Bycatch refers to marine wildlife incidentally caught and injured or killed by fishing gear, from whales and dolphins to sea turtles and more. And the problem is significant in California's swordfish industry.
Deep-set buoy gear provides a solution.
With deep-set buoy gear, "what we've seen in the past five years is really low bycatch," says Chugey Sepulveda of the Pfleger Institute of Environmental Research. "And what we see now is this growing community of folks that are really interested in the product."
With ample evidence that deep-set buoy gear can help California's swordfish industry do less harm to marine wildlife, it's now up fishery managers to authorize this gear.
Learn more about how deep-set buoy gear can help catch swordfish without harming marine life: www.pewtrusts.org/swordfish
Bycatch occurs in all fisheries. It's when the fishery interacts with the species that's a non-intended target.
We know that it's going to occur. When you put gear in the water, there's a chance that you're going to interact with one of these species. The objective is to try to minimize it to the extent possible.
Because swordfish fisheries are often implicated with having a lot of bycatch, at PIER, we focused a few years ago on looking at movement patterns and seeing how we can maybe address some of these issues.
So we started doing some tagging work in 2006 to look at swordfish depth distribution and movement patterns throughout the Pacific. We determined that off Southern California, they inhabit a pretty specific depth during the daytime.
12, 13, 14 hundred feet deep during the day, a time and place in which swordfish really segregated from all the other organisms, especially species of special concern like sea turtles and marine mammals.
And we used that data to develop deep set buoy gear. It fishes baited hooks down in excess of 300 meters.
Deep set buoy gear uses very traditional techniques just simple buoys, monofilament, heavy weights and hooks.
Fisherman use up to 30 hooks at one time from 10 different buoys,
When the swordfish takes the bait or any other species takes the bait, we see a change in the position of these buoys.
When the white buoy pops to the surface, the fishermen know something's on the line. They can either harvest their swordfish or release whatever's on the line unharmed.

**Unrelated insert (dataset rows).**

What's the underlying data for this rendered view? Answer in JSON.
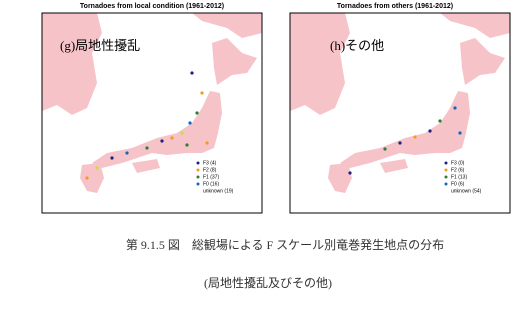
{
  "panels": [
    {
      "title": "Tornadoes from local condition (1961-2012)",
      "label": "(g)局地性擾乱",
      "legend": [
        "F3 (4)",
        "F2 (8)",
        "F1 (37)",
        "F0 (16)",
        "unknown (19)"
      ]
    },
    {
      "title": "Tornadoes from others (1961-2012)",
      "label": "(h)その他",
      "legend": [
        "F3 (0)",
        "F2 (6)",
        "F1 (13)",
        "F0 (6)",
        "unknown (54)"
      ]
    }
  ],
  "caption": {
    "line1": "第 9.1.5 図　総観場による F スケール別竜巻発生地点の分布",
    "line2": "(局地性擾乱及びその他)"
  }
}
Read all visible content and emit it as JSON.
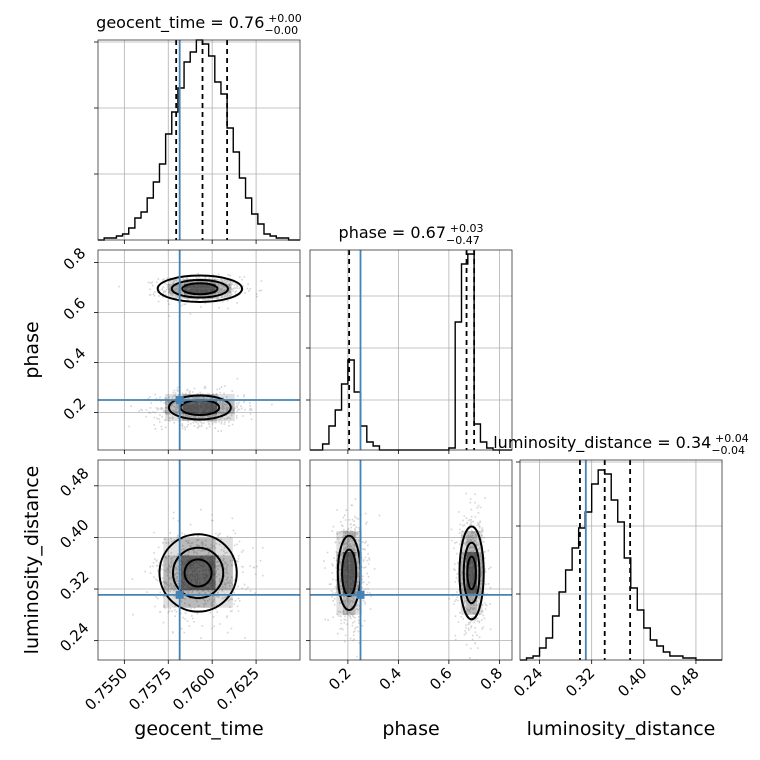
{
  "colors": {
    "truth": "#4682b4",
    "histogram": "#000000",
    "density": "#000000",
    "scatter": "#888888",
    "grid": "#b0b0b0"
  },
  "chart_data": {
    "type": "corner",
    "grid": true,
    "parameters": [
      {
        "name": "geocent_time",
        "label": "geocent_time",
        "range": [
          0.7535,
          0.765
        ],
        "ticks": [
          0.755,
          0.7575,
          0.76,
          0.7625
        ],
        "tick_labels": [
          "0.7550",
          "0.7575",
          "0.7600",
          "0.7625"
        ],
        "title_main": "geocent_time = 0.76",
        "title_sup": "+0.00",
        "title_sub": "−0.00",
        "median": 0.75945,
        "quantiles": [
          0.75795,
          0.75945,
          0.76085
        ],
        "truth": 0.75815,
        "hist_y_max": 1.0,
        "hist_y_ticks": [
          0.33,
          0.66,
          0.99
        ],
        "hist": {
          "edges": [
            0.7535,
            0.75385,
            0.7542,
            0.75455,
            0.7549,
            0.75525,
            0.7556,
            0.75595,
            0.7563,
            0.75665,
            0.757,
            0.75735,
            0.7577,
            0.75805,
            0.7584,
            0.75875,
            0.7591,
            0.75945,
            0.7598,
            0.76015,
            0.7605,
            0.76085,
            0.7612,
            0.76155,
            0.7619,
            0.76225,
            0.7626,
            0.76295,
            0.7633,
            0.76365,
            0.764,
            0.76435,
            0.7647,
            0.765
          ],
          "counts": [
            0.0,
            0.01,
            0.01,
            0.02,
            0.03,
            0.06,
            0.11,
            0.14,
            0.21,
            0.29,
            0.38,
            0.53,
            0.64,
            0.76,
            0.89,
            0.94,
            1.0,
            0.98,
            0.92,
            0.79,
            0.73,
            0.56,
            0.44,
            0.31,
            0.21,
            0.13,
            0.08,
            0.03,
            0.02,
            0.01,
            0.01,
            0.0,
            0.0
          ]
        }
      },
      {
        "name": "phase",
        "label": "phase",
        "range": [
          0.05,
          0.85
        ],
        "ticks": [
          0.2,
          0.4,
          0.6,
          0.8
        ],
        "tick_labels": [
          "0.2",
          "0.4",
          "0.6",
          "0.8"
        ],
        "title_main": "phase = 0.67",
        "title_sup": "+0.03",
        "title_sub": "−0.47",
        "median": 0.67,
        "quantiles": [
          0.205,
          0.67,
          0.7
        ],
        "truth": 0.25,
        "hist_y_max": 1.0,
        "hist_y_ticks": [
          0.25,
          0.51,
          0.77
        ],
        "hist": {
          "edges": [
            0.05,
            0.1,
            0.125,
            0.15,
            0.175,
            0.2,
            0.225,
            0.25,
            0.275,
            0.3,
            0.325,
            0.35,
            0.6,
            0.625,
            0.65,
            0.675,
            0.7,
            0.725,
            0.75,
            0.775,
            0.85
          ],
          "counts": [
            0.0,
            0.03,
            0.12,
            0.2,
            0.33,
            0.45,
            0.29,
            0.12,
            0.04,
            0.02,
            0.0,
            0.0,
            0.01,
            0.64,
            0.93,
            0.98,
            0.13,
            0.04,
            0.01,
            0.0
          ]
        }
      },
      {
        "name": "luminosity_distance",
        "label": "luminosity_distance",
        "range": [
          0.21,
          0.52
        ],
        "ticks": [
          0.24,
          0.32,
          0.4,
          0.48
        ],
        "tick_labels": [
          "0.24",
          "0.32",
          "0.40",
          "0.48"
        ],
        "title_main": "luminosity_distance = 0.34",
        "title_sup": "+0.04",
        "title_sub": "−0.04",
        "median": 0.34,
        "quantiles": [
          0.302,
          0.34,
          0.379
        ],
        "truth": 0.311,
        "hist_y_max": 1.0,
        "hist_y_ticks": [
          0.33,
          0.67,
          0.99
        ],
        "hist": {
          "edges": [
            0.21,
            0.22,
            0.23,
            0.24,
            0.25,
            0.26,
            0.27,
            0.28,
            0.29,
            0.3,
            0.31,
            0.32,
            0.33,
            0.34,
            0.35,
            0.36,
            0.37,
            0.38,
            0.39,
            0.4,
            0.41,
            0.42,
            0.43,
            0.44,
            0.45,
            0.46,
            0.47,
            0.48,
            0.49,
            0.5,
            0.51,
            0.52
          ],
          "counts": [
            0.0,
            0.01,
            0.02,
            0.06,
            0.11,
            0.22,
            0.34,
            0.45,
            0.56,
            0.66,
            0.74,
            0.88,
            0.95,
            0.93,
            0.8,
            0.69,
            0.51,
            0.36,
            0.25,
            0.16,
            0.1,
            0.07,
            0.04,
            0.02,
            0.02,
            0.01,
            0.01,
            0.0,
            0.0,
            0.0,
            0.0
          ]
        }
      }
    ],
    "contour_panels": [
      {
        "x": "geocent_time",
        "y": "phase",
        "blobs": [
          {
            "center": [
              0.7593,
              0.695
            ],
            "sigma": [
              0.001,
              0.022
            ],
            "levels": [
              1.0,
              1.6,
              2.4
            ]
          },
          {
            "center": [
              0.7593,
              0.22
            ],
            "sigma": [
              0.0011,
              0.03
            ],
            "levels": [
              1.0,
              1.6
            ]
          }
        ]
      },
      {
        "x": "geocent_time",
        "y": "luminosity_distance",
        "blobs": [
          {
            "center": [
              0.7592,
              0.345
            ],
            "sigma": [
              0.0011,
              0.03
            ],
            "levels": [
              0.7,
              1.3,
              2.0
            ]
          }
        ]
      },
      {
        "x": "phase",
        "y": "luminosity_distance",
        "blobs": [
          {
            "center": [
              0.205,
              0.345
            ],
            "sigma": [
              0.028,
              0.036
            ],
            "levels": [
              1.0,
              1.6
            ]
          },
          {
            "center": [
              0.69,
              0.345
            ],
            "sigma": [
              0.024,
              0.036
            ],
            "levels": [
              0.7,
              1.3,
              2.0
            ]
          }
        ]
      }
    ]
  }
}
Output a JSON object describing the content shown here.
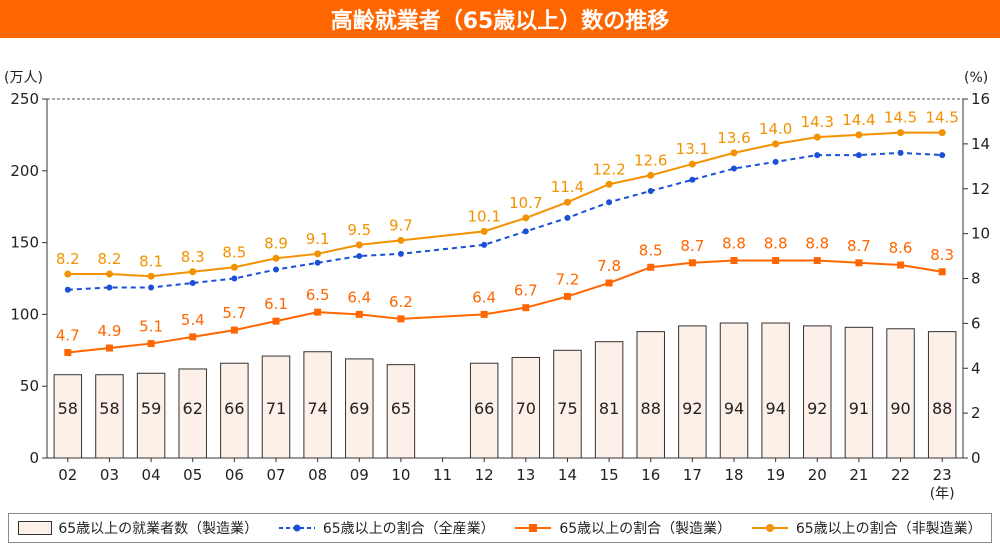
{
  "title": "高齢就業者（65歳以上）数の推移",
  "chart_data": {
    "type": "bar+line",
    "title": "高齢就業者（65歳以上）数の推移",
    "y_left_label": "(万人)",
    "y_right_label": "(%)",
    "x_unit_label": "(年)",
    "ylim_left": [
      0,
      250
    ],
    "ylim_right": [
      0,
      16
    ],
    "left_ticks": [
      0,
      50,
      100,
      150,
      200,
      250
    ],
    "right_ticks": [
      0,
      2,
      4,
      6,
      8,
      10,
      12,
      14,
      16
    ],
    "categories": [
      "02",
      "03",
      "04",
      "05",
      "06",
      "07",
      "08",
      "09",
      "10",
      "11",
      "12",
      "13",
      "14",
      "15",
      "16",
      "17",
      "18",
      "19",
      "20",
      "21",
      "22",
      "23"
    ],
    "series": [
      {
        "name": "65歳以上の就業者数（製造業）",
        "kind": "bar",
        "axis": "left",
        "color": "#fdf0e8",
        "values": [
          58,
          58,
          59,
          62,
          66,
          71,
          74,
          69,
          65,
          null,
          66,
          70,
          75,
          81,
          88,
          92,
          94,
          94,
          92,
          91,
          90,
          88
        ]
      },
      {
        "name": "65歳以上の割合（全産業）",
        "kind": "line-dashed",
        "axis": "right",
        "color": "#1a4fd6",
        "values": [
          7.5,
          7.6,
          7.6,
          7.8,
          8.0,
          8.4,
          8.7,
          9.0,
          9.1,
          null,
          9.5,
          10.1,
          10.7,
          11.4,
          11.9,
          12.4,
          12.9,
          13.2,
          13.5,
          13.5,
          13.6,
          13.5
        ]
      },
      {
        "name": "65歳以上の割合（製造業）",
        "kind": "line-square",
        "axis": "right",
        "color": "#ff6600",
        "values": [
          4.7,
          4.9,
          5.1,
          5.4,
          5.7,
          6.1,
          6.5,
          6.4,
          6.2,
          null,
          6.4,
          6.7,
          7.2,
          7.8,
          8.5,
          8.7,
          8.8,
          8.8,
          8.8,
          8.7,
          8.6,
          8.3
        ]
      },
      {
        "name": "65歳以上の割合（非製造業）",
        "kind": "line-circle",
        "axis": "right",
        "color": "#f39200",
        "values": [
          8.2,
          8.2,
          8.1,
          8.3,
          8.5,
          8.9,
          9.1,
          9.5,
          9.7,
          null,
          10.1,
          10.7,
          11.4,
          12.2,
          12.6,
          13.1,
          13.6,
          14.0,
          14.3,
          14.4,
          14.5,
          14.5
        ]
      }
    ],
    "legend_position": "bottom"
  },
  "legend": [
    {
      "label": "65歳以上の就業者数（製造業）",
      "icon": "bar"
    },
    {
      "label": "65歳以上の割合（全産業）",
      "icon": "dashed-line-dot"
    },
    {
      "label": "65歳以上の割合（製造業）",
      "icon": "line-square"
    },
    {
      "label": "65歳以上の割合（非製造業）",
      "icon": "line-circle"
    }
  ]
}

Our initial trial in 2011 we caught our first deep set buoy gear swordfish and we were really excited that day because we saw that our tagging data actually was accurate and that we could use this gear to target swordfish effectively.
What we've seen in the past five years is really low bycatch. Marketable catch rates on the order of 95% to 98%. And what we see now is this growing community of folks that are really interested in the product. They're overwhelmed on the taste, the quality, and they're willing to pay that few dollars more a pound for this locally caught, sustainable product.
What excites us about deep-set buoy gear is that it expands our sourcing base in a very environmentally responsible way. It contributes to our local communities. It provides our customers with something that's discernibly better, because it really is. And it also reduces our dependence on foreign fisheries.
PIER did not do this on its own. It's had a lot of support and help from a lot of different groups, especially the Pew Charitable Trusts and the National Marine Fisheries Service. These two groups have played a huge role in the development of deep set buoy gear.
Every day, we're getting more and more calls and we have fishermen that are excited to try these new techniques.
Right now, it's up to our managers and fishing communities to help develop this initial fishery and move it forward.
We're looking at a new opportunity for west coast fishers. Where we can target a swordfish resource, not catch much bycatch and we're providing great domestic product for our local communities.